Le lendemain à 21h une foule d’une cinquantaine de personnes les attendait. Le bouche-à-oreilles avait fonctionné. Chloé et Amel étaient dépassés par l’intérêt porté à leur initiative. Le vieux monsieur de la veille était là et reposa sa question : « Comment allez-vous convaincre 125 000 habitants du 44 à aller voter non ? ». Chloé prit la parole. « Chacun d’entre nous connaît quelques personnes dans le 44, avec un bon argumentaire que l’on construira ensemble, vous devriez pouvoir les convaincre. Si tous ceux en France qui sont opposés à ce projet s’y mettent, on devrait pouvoir déjà mobiliser beaucoup de monde. »

Une jeune femme demanda pourquoi ceux qui sont hors du 44 seraient intéressés de s’impliquer dans cette affaire qui ne concernait que les Nantais. Chloé rétorqua que l’Etat était le premier financeur de ce projet à hauteur de 23%. En comparaison, l’agglomération nantaise et le département de la Loire-Atlantique n’en payait que 7%. Les régions Pays de Loire et Bretagne en assuraient ensemble plus de 12%, ce qui rendait le périmètre du référendum choisi par le gouvernement réellement contestable. C’était donc un sujet qui intéressait tout le monde. Un jeune étudiant dans la foule lança un slogan « adopte un 44 » qui fit rire l’assemblée.

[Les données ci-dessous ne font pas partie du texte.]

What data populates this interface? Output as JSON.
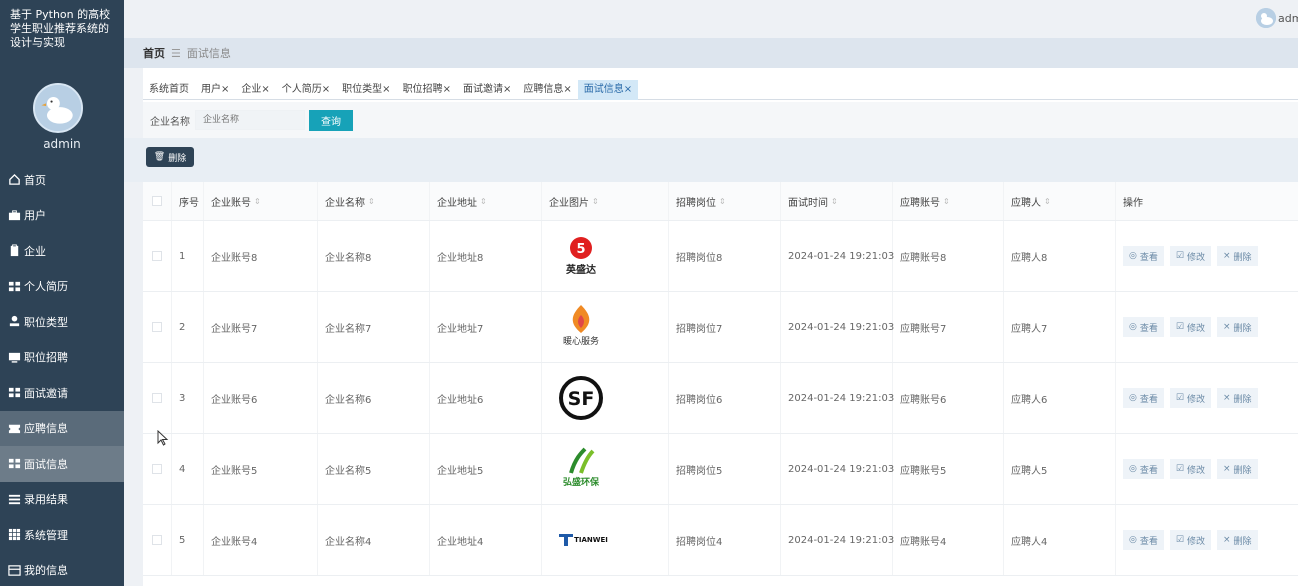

Amel choisit ce moment pour préciser qu’une mobilisation du type « adopte un 44 » ne serait pas suffisante et qu’il faudrait la doubler d’une campagne téléphonique de masse. Le logiciel de la campagne de Bernie Sanders permettait de passer des appels gratuitement via Internet, de cibler les appels sur des critères prédéfinis et de suivre ceux-ci afin de ne pas déranger deux fois la même personne. Si on mobilisait 5000 personnes, avec 50 appels chacun et un taux de succès de 50%, cela pourrait fonctionner. Une quadra en tailleur prit la parole et insista aussi sur la nécessité d’une campagne locale de porte à porte. Tout le monde fut d’accord, même si les associations présentes localement étaient déjà nombreuses.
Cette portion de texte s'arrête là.